There is also a law in congress called "The Performance Act", which requires stations to add a fee to the artists they play on the radio. If that passes expect to see even MORE layoffs because now cash starved stations will have to pay money to record companies, (normally they get it for free in exchange for free promotion which spikes record sales)but since the internet has eliminated the record company in a big way, they are broke as well. Stations are no longer broadcasting local news either. Unless you are in the big cities. And forget about international news, the only people who do a decent job at that is BBC Broadcasting, and they are located in England and have one studio in New York City. And they too have laid off/fired employees, recently 650 of them.

if you don't believe me check Allaccess.com, FMQB.com, and the websites of Clear Channel and CBS Radio and see for yourself. Entercom is another one, and Emmis radio, Nextmedia are others. You can find out for yourself how many poor souls can't get work and are trying everything they can. Good luck out there, perhaps it'll be easier in another field, like say health care or law, there's lots of jobs there and they pay 100 times more than radio, radio pays basically min wage, IF you get paid, they hire interns for free so you get to slave for them in the hopes of getting a job but never materializes.

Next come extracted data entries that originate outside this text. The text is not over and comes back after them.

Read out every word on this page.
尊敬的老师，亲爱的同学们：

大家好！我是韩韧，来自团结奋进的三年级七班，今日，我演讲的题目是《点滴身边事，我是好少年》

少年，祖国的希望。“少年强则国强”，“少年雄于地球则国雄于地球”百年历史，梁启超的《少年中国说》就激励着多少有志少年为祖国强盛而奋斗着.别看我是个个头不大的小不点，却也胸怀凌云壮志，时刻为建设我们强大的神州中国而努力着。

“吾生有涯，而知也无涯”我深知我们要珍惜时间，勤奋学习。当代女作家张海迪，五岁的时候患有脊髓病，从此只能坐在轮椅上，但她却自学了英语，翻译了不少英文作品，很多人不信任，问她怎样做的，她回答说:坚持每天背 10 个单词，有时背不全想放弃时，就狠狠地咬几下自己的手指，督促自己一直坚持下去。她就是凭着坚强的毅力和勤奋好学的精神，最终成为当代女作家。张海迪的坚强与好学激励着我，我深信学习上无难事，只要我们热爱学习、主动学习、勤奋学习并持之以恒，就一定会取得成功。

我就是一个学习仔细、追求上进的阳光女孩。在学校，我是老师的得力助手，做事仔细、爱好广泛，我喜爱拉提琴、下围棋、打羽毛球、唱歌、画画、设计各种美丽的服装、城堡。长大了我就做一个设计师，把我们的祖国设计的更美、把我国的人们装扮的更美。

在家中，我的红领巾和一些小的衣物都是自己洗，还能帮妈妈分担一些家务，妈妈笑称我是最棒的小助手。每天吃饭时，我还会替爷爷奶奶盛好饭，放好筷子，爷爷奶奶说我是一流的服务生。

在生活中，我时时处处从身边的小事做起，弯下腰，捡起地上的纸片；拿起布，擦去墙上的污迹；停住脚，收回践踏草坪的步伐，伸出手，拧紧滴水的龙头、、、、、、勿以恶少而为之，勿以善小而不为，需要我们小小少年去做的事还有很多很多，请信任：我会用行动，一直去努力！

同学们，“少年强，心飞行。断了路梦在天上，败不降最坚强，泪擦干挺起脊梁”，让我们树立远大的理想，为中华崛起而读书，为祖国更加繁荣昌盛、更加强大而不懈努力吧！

They don't even hire people with broadcast degrees anymore, they'll hire someone off the street with no experience, or they'll hire a musician, or actor. And not up n coming ones, established names only.

Sorry to burst you're bubble but it's the truth. check and see if you don't believe me. Generation X screwed it all up.

The internet stations won't pay either, so don't bother, theres the satellite stations but they have consolidated as well and are in the same boat as the terrestrial stations only they have more rope when it comes to what they air, but not by much, they used to when they first started, but since they consolidated it's all gone downhill, it's not even worth paying for because of that. Try abroad, there's lots of stations worldwide. They may be better or worse. But America is on the verge of losing the industry altogether because of corporate greed. I hear Venezuela just started their radio industry though. Might have promising careers there since they hire Americans. Canada is also consolidated too, China's government owns all broadcast outlets in China, Australia and New Zealand also have consolidated, that's about all I know about that though. Seriously get a job in Law/government or something else, make buddies with politicians and see if they'll repeal that law. But be prepared to get ignored since they are being paid big bucks to keep that law in existence. DON'T under any circumstances goto a broadcast school, it's a waste of money, it's like getting a degree in dictation, useless. Out of my graduating class of roughly 100 people, only 6 got jobs in radio.